Neben Medien- und Verlagsstrategien gings bei der Dreikönigstagung am Rande auch um Inhalte oder die fast zaghaft aufgeworfene Frage: «Gibt es den politischen Journalismus noch?» Oswald Sigg, Vizekanzler und Sprecher des Bundesrats, lieferte dazu eine vornehm zurückhaltende, aber erfahrungsfundierte Einschätzung. Die Frage setze freilich voraus, so Sigg, «dass es den politischen Journalismus gab». Vielleicht habe sich ja nur das Verständnis davon geändert, liess er offen.
Der Bundesratssprecher, der wiederholt und ausdrücklich betonte, «nur im eigenen Namen» zu sprechen, verwies auf eine Zeit, als die Presse noch als «Bannwald der Demokratie» verstanden wurde. Die Presse in der Schweiz war mit rund 350 Zeitungstiteln «nicht nur ein zentraler Teil der politischen Kultur», sondern auch «Trägerin des politischen Journalismus». Die Vielfalt von parteilich gebundenen und unabhängigen Zeitungen «belebte letztlich die öffentliche Diskussion, zu welcher Aufgabe sich die Verleger noch bekannten», erinnerte Sigg die versammelte Verlegerschar an ihre öffentliche Verantwortung.

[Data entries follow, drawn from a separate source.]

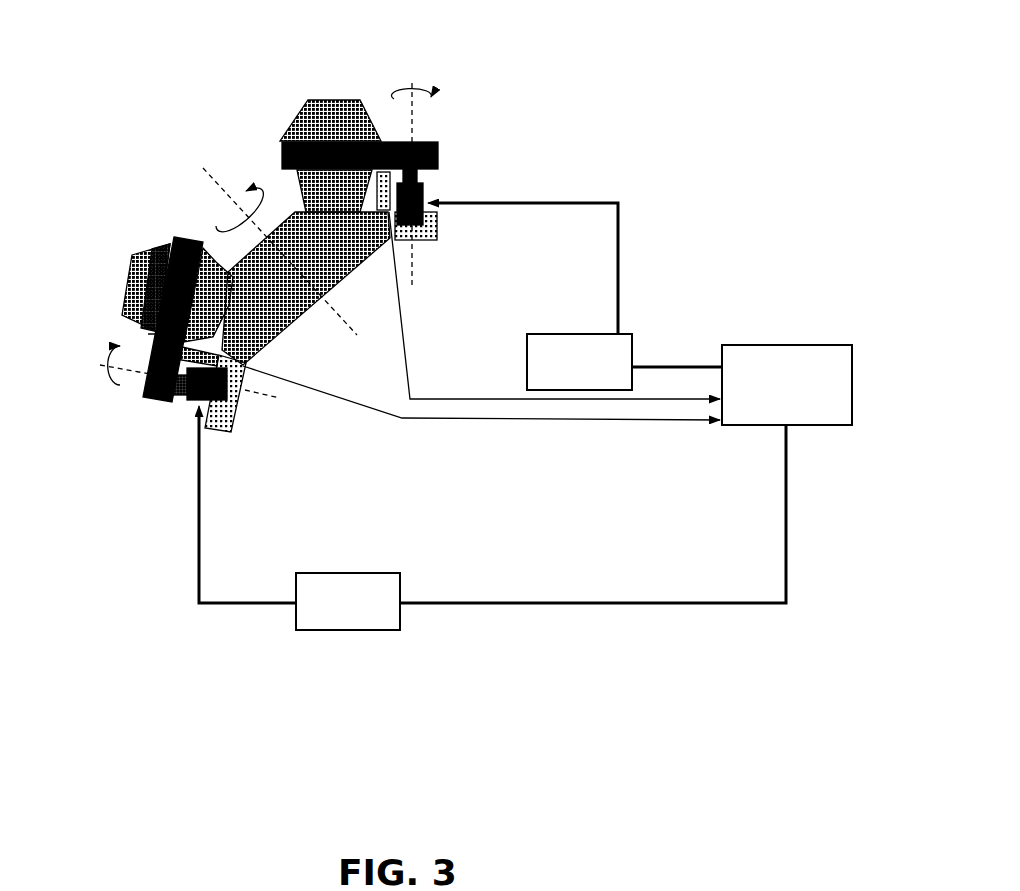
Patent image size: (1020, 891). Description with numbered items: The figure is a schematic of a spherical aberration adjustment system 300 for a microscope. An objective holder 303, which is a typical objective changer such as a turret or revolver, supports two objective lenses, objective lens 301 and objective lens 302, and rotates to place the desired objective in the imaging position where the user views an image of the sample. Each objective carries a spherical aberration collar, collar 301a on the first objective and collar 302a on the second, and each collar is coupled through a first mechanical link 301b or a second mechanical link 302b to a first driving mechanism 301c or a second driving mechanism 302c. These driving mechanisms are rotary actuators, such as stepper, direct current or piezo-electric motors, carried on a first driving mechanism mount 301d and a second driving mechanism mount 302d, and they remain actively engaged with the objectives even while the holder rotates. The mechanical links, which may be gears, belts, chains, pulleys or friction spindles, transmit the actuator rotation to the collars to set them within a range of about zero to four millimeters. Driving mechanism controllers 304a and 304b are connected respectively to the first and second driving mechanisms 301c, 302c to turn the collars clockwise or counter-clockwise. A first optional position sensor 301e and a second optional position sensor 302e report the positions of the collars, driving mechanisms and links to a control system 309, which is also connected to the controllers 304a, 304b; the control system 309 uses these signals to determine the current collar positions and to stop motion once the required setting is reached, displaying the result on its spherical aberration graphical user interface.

The spherical aberration adjustment system 300 is at (698, 33).
The objective lens 301 is at (366, 97).
The spherical aberration collar 301a is at (293, 134).
The first mechanical link 301b is at (379, 140).
The first driving mechanism 301c is at (433, 185).
The first driving mechanism mount 301d is at (440, 228).
The first optional position sensor 301e is at (381, 208).
The objective lens 302 is at (120, 315).
The spherical aberration collar 302a is at (167, 243).
The second mechanical link 302b is at (153, 337).
The second driving mechanism 302c is at (189, 400).
The second driving mechanism mount 302d is at (218, 438).
The second optional position sensor 302e is at (214, 363).
The objective holder 303 is at (298, 309).
The driving mechanism controller 304a is at (530, 296).
The driving mechanism controller 304b is at (492, 518).
The control system 309 is at (547, 318).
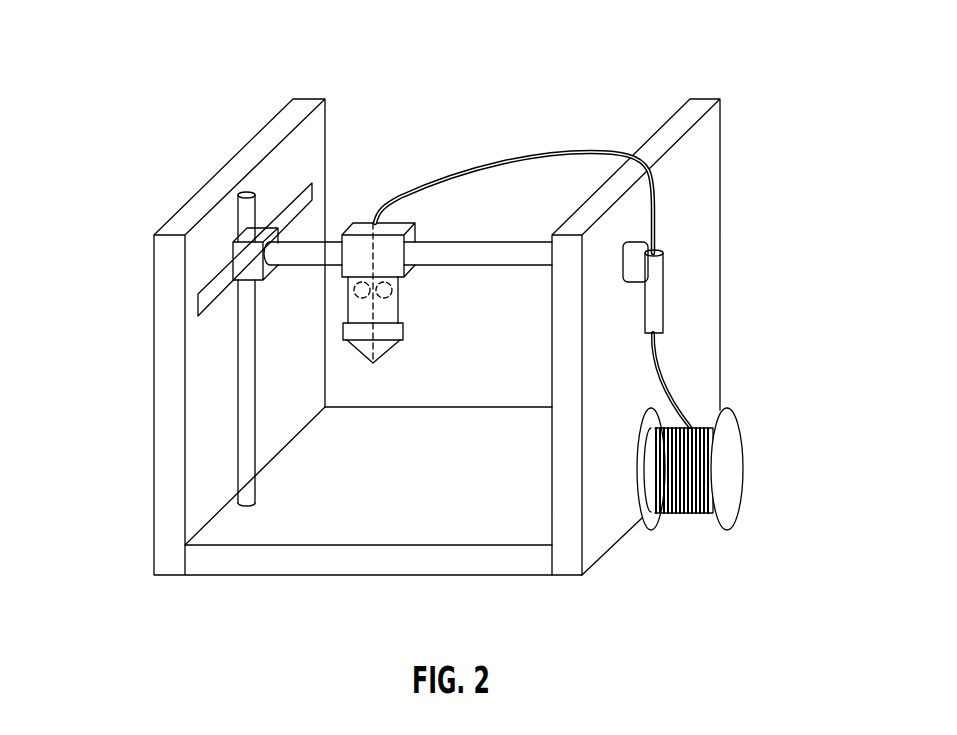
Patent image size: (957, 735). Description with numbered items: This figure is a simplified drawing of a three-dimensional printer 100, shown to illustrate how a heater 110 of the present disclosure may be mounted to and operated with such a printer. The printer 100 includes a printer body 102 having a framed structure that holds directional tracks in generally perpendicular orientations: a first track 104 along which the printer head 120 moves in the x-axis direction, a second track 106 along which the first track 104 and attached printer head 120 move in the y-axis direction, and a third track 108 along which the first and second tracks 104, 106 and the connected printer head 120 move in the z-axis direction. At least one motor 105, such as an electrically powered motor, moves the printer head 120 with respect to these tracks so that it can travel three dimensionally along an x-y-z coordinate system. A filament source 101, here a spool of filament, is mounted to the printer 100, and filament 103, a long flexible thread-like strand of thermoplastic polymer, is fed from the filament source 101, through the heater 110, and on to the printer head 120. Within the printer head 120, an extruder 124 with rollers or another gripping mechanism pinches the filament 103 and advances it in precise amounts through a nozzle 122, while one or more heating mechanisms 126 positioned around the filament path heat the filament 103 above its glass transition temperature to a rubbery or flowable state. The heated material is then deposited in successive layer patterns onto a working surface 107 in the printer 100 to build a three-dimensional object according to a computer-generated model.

Mit der Konzentration und den veränderten Marktbedingungen «wird auch insgesamt weniger über Politik berichtet». Als Belege für diesen Hinweis nannte der erfahrene Profi das Verschwinden von fünf Schweizer Nachrichtenagenturen und den «aufkommenden Boulevard, der sich von der Politik abwendet». Ausserdem sei die Rubrik Inland «in praktisch allen Zeitungen ausgedünnt» worden. Der «Kampf um die Aufmerksamkeit des Medienpublikums» wird nach Siggs Einschätzung zunehmend «durch brachiale Marketingaktionen bestritten». Als Fazit konstatierte der Regierungssprecher: «Heute erfüllen die erfolgreichsten Produkte auf dem Zeitungsmarkt zwei wirtschaftliche Kriterien: Sie sind gratis erhältlich und enthalten im redaktionellen Teil so wenig Politik wie nur möglich.» Als Einschränkung nannte der geübte Relativierer Sigg die Sonntagsblätter, mit denen «die Verleger einen gewissen Akzent gegen diese ganze Entwicklung geschaffen haben», die «heute aber die Politik-Defizite der Tages- und Gratispresse nicht auszugleichen vermögen».